What is quiet quitting?

Quiet quitting is a recently coined term that refers to people who don’t leave their jobs, but also decide they’re no longer pushing themselves to be the best at what they do. For some people, quiet quitting could mean setting boundaries and refusing to work after-hours. For others, it could mean doing just enough work to avoid getting fired, but not as much work as an employer might want or as much as they previously did.

What’s the benefit of quiet quitting?

If you’re unhappy with your job, you may not see the value in quiet quitting. After all, why not just go out and find a new job? But quiet quitting could work to your benefit.

Let’s say you currently earn a nice salary — enough to pay your bills easily and still have money left over for your savings at the end of the month. If you’re convinced you’ll struggle to find a comparable salary at another company and you don’t want to take a pay cut, then you may decide to just quiet quit instead.

What’s more, there’s something to be said about the evil you know versus the evil you don’t. You may work for a demanding boss, or you may be on a team of lazy colleagues who are difficult to work with. But what if you get a new job where your boss hounds you even more, and your colleagues are downright toxic and abusive? That’s far from a better situation to land in. And so you may decide to just stay where you are but do less to achieve a more ideal work-life balance.
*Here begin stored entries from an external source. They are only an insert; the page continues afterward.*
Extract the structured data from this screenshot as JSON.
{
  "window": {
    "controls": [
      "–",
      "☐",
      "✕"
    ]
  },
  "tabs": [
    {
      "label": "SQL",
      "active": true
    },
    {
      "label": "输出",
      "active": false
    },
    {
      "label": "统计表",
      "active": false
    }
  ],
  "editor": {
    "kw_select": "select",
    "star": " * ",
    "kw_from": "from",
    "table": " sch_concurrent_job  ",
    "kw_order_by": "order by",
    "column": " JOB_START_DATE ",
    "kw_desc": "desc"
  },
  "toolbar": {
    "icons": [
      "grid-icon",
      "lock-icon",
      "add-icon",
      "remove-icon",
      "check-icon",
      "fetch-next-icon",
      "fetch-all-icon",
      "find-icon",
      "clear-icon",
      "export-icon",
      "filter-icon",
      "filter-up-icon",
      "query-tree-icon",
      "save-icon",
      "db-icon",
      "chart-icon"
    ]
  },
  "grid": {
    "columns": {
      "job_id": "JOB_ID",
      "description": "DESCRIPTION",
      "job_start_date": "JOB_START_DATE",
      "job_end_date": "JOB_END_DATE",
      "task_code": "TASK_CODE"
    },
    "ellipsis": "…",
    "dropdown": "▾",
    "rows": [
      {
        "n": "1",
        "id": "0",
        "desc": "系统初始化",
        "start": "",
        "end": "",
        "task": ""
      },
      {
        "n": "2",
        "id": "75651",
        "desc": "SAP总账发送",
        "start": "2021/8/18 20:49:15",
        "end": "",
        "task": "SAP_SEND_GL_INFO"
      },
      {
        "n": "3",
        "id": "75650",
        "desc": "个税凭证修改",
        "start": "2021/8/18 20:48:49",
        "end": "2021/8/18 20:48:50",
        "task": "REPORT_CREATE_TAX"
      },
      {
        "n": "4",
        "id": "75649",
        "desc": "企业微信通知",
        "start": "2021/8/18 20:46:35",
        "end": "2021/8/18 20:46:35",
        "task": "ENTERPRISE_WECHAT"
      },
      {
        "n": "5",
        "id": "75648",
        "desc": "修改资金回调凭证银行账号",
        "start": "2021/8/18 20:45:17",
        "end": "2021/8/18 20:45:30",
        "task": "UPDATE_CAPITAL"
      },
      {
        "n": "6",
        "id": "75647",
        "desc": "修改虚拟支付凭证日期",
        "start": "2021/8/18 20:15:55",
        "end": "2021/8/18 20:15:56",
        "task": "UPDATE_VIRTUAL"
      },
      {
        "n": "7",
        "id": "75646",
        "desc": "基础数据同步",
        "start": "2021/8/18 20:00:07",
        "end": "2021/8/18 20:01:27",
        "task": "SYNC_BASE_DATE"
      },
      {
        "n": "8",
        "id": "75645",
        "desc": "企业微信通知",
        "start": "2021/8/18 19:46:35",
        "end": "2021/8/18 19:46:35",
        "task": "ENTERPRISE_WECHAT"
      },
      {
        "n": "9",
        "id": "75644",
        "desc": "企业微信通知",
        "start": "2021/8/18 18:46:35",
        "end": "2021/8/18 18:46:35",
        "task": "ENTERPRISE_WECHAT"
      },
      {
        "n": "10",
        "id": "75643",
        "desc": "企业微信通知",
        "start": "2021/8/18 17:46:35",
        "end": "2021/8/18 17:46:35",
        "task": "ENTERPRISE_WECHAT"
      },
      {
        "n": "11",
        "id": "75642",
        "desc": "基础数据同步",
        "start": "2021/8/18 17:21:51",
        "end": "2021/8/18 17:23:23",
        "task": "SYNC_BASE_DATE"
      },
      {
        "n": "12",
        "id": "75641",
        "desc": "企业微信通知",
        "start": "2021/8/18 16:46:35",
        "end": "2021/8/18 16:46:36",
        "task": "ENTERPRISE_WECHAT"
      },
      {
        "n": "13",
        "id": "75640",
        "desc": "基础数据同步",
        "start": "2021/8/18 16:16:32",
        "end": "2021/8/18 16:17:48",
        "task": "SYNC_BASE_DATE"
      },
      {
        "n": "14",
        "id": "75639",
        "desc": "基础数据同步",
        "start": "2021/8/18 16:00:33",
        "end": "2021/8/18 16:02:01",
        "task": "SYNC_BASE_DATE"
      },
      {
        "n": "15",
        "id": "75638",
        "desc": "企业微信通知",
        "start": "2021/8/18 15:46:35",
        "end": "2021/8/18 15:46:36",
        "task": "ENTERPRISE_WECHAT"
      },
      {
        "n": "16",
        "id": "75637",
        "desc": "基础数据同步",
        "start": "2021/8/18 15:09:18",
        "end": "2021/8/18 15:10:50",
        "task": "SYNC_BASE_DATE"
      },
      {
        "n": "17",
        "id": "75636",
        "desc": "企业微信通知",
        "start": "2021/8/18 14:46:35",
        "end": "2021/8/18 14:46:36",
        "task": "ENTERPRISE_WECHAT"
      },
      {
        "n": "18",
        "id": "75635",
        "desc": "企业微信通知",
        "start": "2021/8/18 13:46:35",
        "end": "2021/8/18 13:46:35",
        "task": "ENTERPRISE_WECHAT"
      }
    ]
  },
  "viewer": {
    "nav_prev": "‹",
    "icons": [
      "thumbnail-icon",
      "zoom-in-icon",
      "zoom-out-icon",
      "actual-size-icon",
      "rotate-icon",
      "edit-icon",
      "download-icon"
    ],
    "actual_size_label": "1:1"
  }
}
Is quiet quitting a smart move?

To some degree, it can be. But you’ll need to do it carefully.

Setting boundaries at work is a very good idea. It can help you avoid burnout and also, avoid a situation where your employer is taking advantage of you.

But if you pledge to work less or only do the bare minimum, you could end up on the chopping block if your performance suffers. And if you blatantly ignore deadlines, you could similarly wind up out of work.

Therefore, if you’re going to quiet quit your job, tread carefully. It’s fine to decide that you won’t answer work emails over the weekend when the items in question can wait (even if your boss would prefer a quick response). But don’t go so far as to not do your work, and don’t mouth off to your boss when you’re asked to do things that are clearly part of your job description.

Of course, if your goal in quiet quitting is to really just set better boundaries, you don’t necessarily need to be quiet about it. Instead, you can sit down with your manager and explain that you feel you’re being asked to do too much, and that you need to strike a better balance.

Having that conversation could help your boss realize they’ve been overstepping, and looping them in could make your job situation much better. So before you quit your job inside your head, make an effort to push for improvements.